Pero uno se pregunta por qué Pascal empleaba la palabra yo allí donde la expresión amor propio hubiera sido más justa, cerrando el camino al equivoco. Es que, en el fondo, Pascal había declarado la guerra al yo. Aseguraba que un “honnête homme” debe evitar esta palabra, que la piedad cristiana aniquila el yo humano y que la civilidad humana le oculta. Según Meré, un precepto de la honestidad era no decir yo sino uno. Esto suena tan puerilmente como reemplazar amor por tambor — según se hacía antaño en Francia, en los conventos de señoritas, cuando amor era la rima de un verso.

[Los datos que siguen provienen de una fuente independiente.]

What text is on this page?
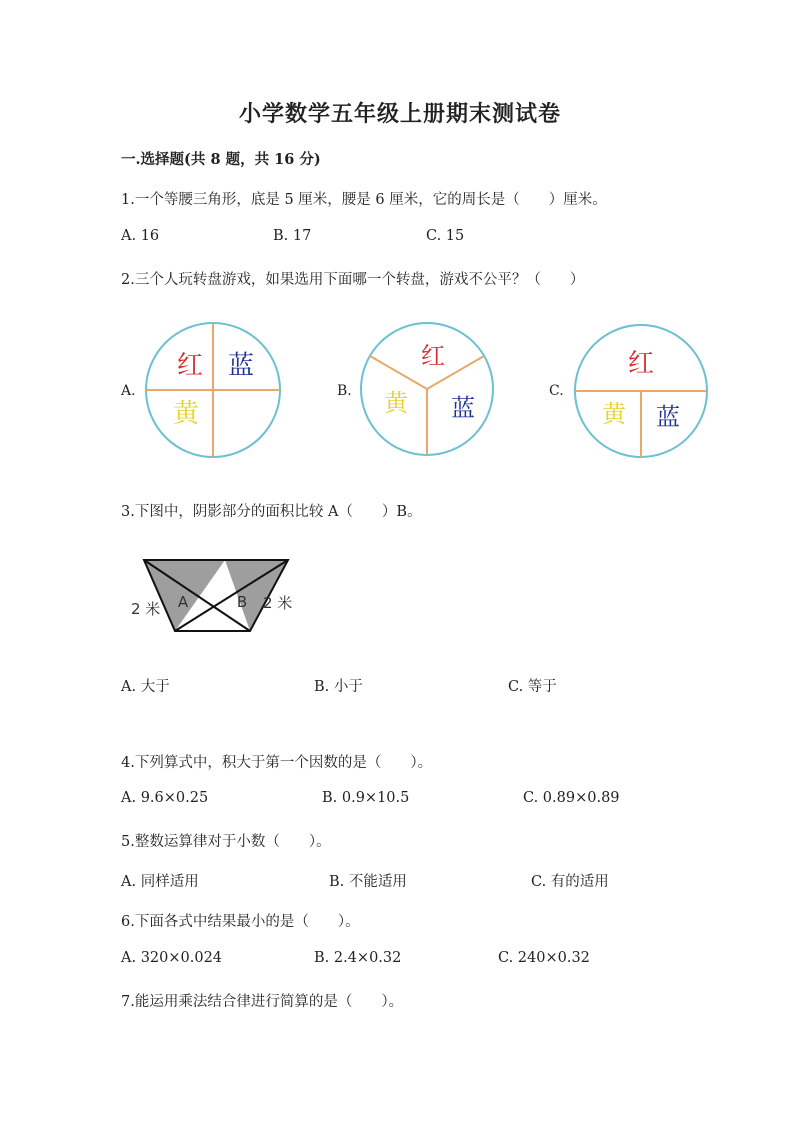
小学数学五年级上册期末测试卷
一.选择题(共 8 题，共 16 分)
1.一个等腰三角形，底是 5 厘米，腰是 6 厘米，它的周长是（　　）厘米。
A. 16	B. 17	C. 15
2.三个人玩转盘游戏，如果选用下面哪一个转盘，游戏不公平？（　　）
A.	B.	C.
红 蓝
黄
红
黄 蓝
红
黄 蓝
3.下图中，阴影部分的面积比较 A（　　）B。
A	B
2 米	2 米
A. 大于	B. 小于	C. 等于
4.下列算式中，积大于第一个因数的是（　　）。
A. 9.6×0.25	B. 0.9×10.5	C. 0.89×0.89
5.整数运算律对于小数（　　）。
A. 同样适用	B. 不能适用	C. 有的适用
6.下面各式中结果最小的是（　　）。
A. 320×0.024	B. 2.4×0.32	C. 240×0.32
7.能运用乘法结合律进行简算的是（　　）。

Pascal acusa a Montaigne de hablar demasiado de sí: “Uno de los caracteres más indignos del “honnête homme” es el que Montaigne adoptó al no hablar a sus lectores más que de sus humores, de sus inclinaciones, de sus fantasías, de sus enfermedades, de sus virtudes y de sus vicios...” Pero puesto que cada hombre lleva “la forma entera de la condición humana”, ¿cómo podrá hablar de sí sin hablar, por este mismo hecho, de los demás?

Montaigne puede estudiarse, ha dicho Sainte-Beuve, en el seno de Pascal.